とっておきの東京ことば

全国津々浦々には「方言」があるのだが、近年では「標準語」というのが多い。しかし「標準語」の定義は日本語学の世界では存在せず、正しい言葉の話し方に関する本で勝手に述べられているに過ぎない。元々それぞれの地域で育まれた「方言」こそ歴史と文化が存在していると言っても過言ではない。もちろんこれは東京についても言えることである。
本書は「東京ことば」と言うことで、江戸落語で使われている江戸弁もさることながら、「~ざます」というような言葉が出てくる「山の手言葉」、イントネーションの異なりにより作られた「東京弁」などの歴史、用法などについて説明した一冊である。

Ⅰ.「神田で生まれて」
元々著者は江戸東京の生まれである。代々江戸で生まれ育ったため江戸っ子気質が強いように思えてならない。しかし「江戸っ子気質」というのはいったいどのようなものなのだろうか。イメージとしてけんかっ早く、気が短いというような話を聞くのだが、実際にはどうなのかについて著者なりの見解を綴っている。

Ⅱ.「東京人の話し方」
「東京ことば」は最初にも行ったように「江戸弁」「東京弁」「山の手言葉」などをひっくるめて言われる。他にも最近ではオネエの方々に使われる女性語(てよだわ言葉)もある。その中でも「若者言葉」として「~じゃん」を筆頭に使われることもあるなど、現在も東京ことばは廃れていないと言える。では東京ことばにはどのような話し方があり、使われているのか。一例として「ごめんくださいまし」や「どうぞお構いなく」などを本章にて取り上げている。

Ⅲ.「東京のあけくれ」
前の所では話し言葉だけであったのだが、他にもイントネーションから地名に至るまで東京・江戸ならではの使い方や言葉がたくさんある。その中でも特徴的なものを本章にて紹介している。

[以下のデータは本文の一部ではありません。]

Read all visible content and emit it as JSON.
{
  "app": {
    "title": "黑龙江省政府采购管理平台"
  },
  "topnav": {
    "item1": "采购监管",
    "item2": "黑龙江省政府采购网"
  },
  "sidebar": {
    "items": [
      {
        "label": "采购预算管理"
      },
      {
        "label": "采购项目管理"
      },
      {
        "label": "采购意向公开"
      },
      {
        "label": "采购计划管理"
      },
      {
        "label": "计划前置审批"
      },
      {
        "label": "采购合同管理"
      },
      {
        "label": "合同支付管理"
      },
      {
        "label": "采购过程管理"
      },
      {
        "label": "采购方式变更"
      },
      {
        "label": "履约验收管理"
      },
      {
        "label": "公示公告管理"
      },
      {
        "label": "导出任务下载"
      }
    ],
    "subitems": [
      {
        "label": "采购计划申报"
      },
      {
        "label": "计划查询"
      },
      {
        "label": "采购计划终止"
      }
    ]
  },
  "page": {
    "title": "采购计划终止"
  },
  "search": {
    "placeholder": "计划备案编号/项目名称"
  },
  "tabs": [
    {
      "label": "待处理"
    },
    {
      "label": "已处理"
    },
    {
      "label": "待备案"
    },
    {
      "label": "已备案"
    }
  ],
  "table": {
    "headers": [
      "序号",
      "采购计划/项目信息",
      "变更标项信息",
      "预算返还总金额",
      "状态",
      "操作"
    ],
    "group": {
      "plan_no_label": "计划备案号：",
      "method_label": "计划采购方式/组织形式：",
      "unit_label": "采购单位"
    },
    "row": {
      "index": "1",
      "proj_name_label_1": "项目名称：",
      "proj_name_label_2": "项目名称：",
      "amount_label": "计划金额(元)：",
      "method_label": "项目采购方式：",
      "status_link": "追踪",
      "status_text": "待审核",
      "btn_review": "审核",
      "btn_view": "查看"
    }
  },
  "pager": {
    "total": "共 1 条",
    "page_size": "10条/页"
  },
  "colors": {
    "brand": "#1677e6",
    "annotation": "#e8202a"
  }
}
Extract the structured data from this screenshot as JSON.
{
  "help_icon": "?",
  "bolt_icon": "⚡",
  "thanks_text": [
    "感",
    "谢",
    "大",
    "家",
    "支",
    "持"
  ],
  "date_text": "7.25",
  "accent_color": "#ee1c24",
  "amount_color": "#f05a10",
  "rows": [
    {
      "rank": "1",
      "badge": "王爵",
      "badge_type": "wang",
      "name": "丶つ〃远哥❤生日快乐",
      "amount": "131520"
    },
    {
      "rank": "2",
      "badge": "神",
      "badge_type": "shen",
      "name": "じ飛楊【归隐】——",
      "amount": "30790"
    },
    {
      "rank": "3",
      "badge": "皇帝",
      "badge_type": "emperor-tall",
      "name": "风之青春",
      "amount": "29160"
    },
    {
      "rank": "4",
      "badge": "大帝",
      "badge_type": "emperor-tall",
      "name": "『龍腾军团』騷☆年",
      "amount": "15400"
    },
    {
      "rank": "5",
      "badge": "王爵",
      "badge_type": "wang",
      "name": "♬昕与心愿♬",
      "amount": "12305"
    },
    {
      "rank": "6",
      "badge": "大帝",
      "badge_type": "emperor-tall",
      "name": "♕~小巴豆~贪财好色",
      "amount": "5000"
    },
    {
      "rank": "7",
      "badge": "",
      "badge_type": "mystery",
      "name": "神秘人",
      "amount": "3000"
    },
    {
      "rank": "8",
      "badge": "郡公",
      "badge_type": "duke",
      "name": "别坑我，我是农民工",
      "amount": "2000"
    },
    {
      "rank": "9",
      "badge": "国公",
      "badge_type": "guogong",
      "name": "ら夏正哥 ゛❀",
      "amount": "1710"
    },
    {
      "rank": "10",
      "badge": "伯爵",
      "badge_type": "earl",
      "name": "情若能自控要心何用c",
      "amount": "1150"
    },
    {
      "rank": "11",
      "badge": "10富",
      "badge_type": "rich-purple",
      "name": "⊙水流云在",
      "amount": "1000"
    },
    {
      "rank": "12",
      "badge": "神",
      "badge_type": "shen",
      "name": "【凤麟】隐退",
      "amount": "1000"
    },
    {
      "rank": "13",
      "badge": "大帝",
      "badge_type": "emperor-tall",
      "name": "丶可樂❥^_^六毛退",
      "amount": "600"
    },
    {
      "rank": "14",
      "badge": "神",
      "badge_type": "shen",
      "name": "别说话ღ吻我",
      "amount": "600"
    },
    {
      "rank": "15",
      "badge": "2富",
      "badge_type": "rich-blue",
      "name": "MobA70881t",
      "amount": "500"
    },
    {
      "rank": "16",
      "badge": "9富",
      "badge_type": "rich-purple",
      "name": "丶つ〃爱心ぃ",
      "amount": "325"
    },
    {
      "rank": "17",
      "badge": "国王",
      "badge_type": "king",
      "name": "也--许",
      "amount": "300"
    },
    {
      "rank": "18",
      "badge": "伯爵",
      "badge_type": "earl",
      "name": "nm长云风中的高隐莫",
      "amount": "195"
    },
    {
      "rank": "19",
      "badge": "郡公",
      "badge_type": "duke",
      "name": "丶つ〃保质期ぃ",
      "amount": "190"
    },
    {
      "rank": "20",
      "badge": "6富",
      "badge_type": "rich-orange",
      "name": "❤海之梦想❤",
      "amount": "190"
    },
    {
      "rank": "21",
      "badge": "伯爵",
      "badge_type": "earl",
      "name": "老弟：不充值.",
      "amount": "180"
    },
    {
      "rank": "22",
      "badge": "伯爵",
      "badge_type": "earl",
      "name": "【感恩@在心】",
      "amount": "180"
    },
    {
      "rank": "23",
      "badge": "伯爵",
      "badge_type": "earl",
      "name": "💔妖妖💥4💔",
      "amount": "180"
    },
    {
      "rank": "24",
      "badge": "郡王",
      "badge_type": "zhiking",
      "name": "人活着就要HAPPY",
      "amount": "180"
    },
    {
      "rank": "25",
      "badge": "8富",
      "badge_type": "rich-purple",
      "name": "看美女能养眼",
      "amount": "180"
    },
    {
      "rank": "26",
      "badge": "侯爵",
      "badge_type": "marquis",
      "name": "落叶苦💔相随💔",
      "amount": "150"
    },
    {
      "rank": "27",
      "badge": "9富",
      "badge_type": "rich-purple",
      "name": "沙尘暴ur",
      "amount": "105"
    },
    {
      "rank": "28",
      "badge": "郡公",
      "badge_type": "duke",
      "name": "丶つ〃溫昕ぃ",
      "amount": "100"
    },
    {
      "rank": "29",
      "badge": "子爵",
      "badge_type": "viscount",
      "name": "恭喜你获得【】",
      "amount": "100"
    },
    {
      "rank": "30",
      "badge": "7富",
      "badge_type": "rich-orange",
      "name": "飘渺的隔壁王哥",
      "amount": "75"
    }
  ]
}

江戸弁にしても、東京弁にしても、山の手言葉にしても、東京ことばには東京そのものの歴史が詰まった特徴的なものがある。いわゆる「標準語」はこの東京ことばを基準にして作られたのだが、実際に使ってみるとその面影はほとんど見当たらない。東京には方言があるのかと首を傾げる人もいるかも知れないが、当然東京にも、歴史の詰まった「方言」が存在する。本書はそれを再認識してくれる一冊である。